[Development] Lar's QtCore 6 talk

Lars Knoll lars.knoll at qt.io
Mon May 18 10:03:25 CEST 2020


Hi Jason,

> On 16 May 2020, at 22:27, Jason H <jhihn at gmx.com> wrote:
> 
> https://www.youtube.com/watch?v=cHrrR3KhvUk
> 
> Thanks for the insight into what is coming up. I had a minor panic attack though, which seemed to be shared with the first person to ask a question. If the property bindings are lazy evaluated, then all my QML code will be broken. I actively exploit the existing binding behavior of immediately evaluating dependent bindings.  I hope I am misunderstanding this, but I think this should continue to be the behavior.  I also I don't want to have to choose or specify.
> 
> However there may happy automatic middle ground. If the bindings are a terminal leaf node, then they can be lazy evaluated. However any binding that is in the middle of a binding chain must be immediately evaluated. I think this will satisfy everyone.
> 
> Given:
> Item { id: item; property int x2: parent.x*2 }
> 
> If x2 is not used anywhere, it can be lazy evaluated. But the moment there is a onX2Changed or Item { x: item.x2 } then it must be immediately evaluated.  For something like QML Items and x it is probably not that interesting of an example.
> But let's now assume there is QObject-derived class bing used in the QML engine and it declares property x which is not required to be immediately updated, then as long as nothing is connected to the xChanged signal, then all those updates can be deferred[1]. But the moment something does connect to it, then it can no longer be lazy-evaluated.
> 
> I don't know if this is what Lars meant? But I think it could work without giving me panic attacks ;-)

No need for panic attacks :)

Lazy binding evaluation means that we will do this where possible behind the scenes. The new property system works this way by default.

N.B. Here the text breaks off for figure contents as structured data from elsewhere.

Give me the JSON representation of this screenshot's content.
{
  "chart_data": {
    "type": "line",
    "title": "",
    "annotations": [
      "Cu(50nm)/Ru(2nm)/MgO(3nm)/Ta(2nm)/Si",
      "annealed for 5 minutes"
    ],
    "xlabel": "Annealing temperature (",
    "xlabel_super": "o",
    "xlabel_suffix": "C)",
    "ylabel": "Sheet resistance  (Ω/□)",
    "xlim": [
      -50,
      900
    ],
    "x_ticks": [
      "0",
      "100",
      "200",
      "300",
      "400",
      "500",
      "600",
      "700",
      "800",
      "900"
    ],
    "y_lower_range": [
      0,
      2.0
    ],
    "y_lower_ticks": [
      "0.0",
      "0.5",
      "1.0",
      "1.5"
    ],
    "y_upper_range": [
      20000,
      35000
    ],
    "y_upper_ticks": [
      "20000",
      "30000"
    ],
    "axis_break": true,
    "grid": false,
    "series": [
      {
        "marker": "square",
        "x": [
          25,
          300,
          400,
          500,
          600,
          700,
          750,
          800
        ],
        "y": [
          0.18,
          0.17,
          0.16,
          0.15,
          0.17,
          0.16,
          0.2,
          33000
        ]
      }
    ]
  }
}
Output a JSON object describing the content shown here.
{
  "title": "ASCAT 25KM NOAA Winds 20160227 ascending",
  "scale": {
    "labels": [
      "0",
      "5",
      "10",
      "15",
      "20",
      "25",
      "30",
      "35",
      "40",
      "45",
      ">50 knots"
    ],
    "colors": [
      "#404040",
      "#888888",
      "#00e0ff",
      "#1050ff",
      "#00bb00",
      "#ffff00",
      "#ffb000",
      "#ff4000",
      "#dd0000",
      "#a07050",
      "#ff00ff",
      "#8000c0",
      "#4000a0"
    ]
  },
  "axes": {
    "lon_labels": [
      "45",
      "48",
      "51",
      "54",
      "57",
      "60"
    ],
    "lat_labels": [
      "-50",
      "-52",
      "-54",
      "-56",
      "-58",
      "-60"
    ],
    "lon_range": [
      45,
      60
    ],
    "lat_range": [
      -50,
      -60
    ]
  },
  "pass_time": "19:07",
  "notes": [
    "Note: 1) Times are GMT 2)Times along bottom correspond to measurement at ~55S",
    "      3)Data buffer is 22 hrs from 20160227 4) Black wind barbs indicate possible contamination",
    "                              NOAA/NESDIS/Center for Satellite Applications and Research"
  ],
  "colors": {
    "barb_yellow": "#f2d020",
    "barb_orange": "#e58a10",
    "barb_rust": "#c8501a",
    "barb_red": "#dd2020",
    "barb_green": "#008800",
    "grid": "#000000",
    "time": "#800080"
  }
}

This is possible, as long as the property is only used in binding expressions.

If you however have change handlers connected to the property, we will of course need to evaluate the binding immediately (as we can’t know the possible side effects of the change handler).

If you’re interested in the details, have a look at qproperty.h/cpp in the dev branch (look for the QPropertyChangeHandler class and the ObserverNotifiesChangeHandler flag in the implementation).

Cheers,
Lars

> 
> [1] If you need a less abstract example, think of a QObject-derived class that processes video frames and uses OpenCV to find a target, and it emits the x,y position of the target.  If nothing is connected x() never needs to be evaluated, but if I connect a CrossHair Item and bind to the x() and y() properties, then the binding has to be evaluated immediately to update the position in the UI.
> 
> I do have another concern that perhaps the lazy bindings might make it harder to find binding loops?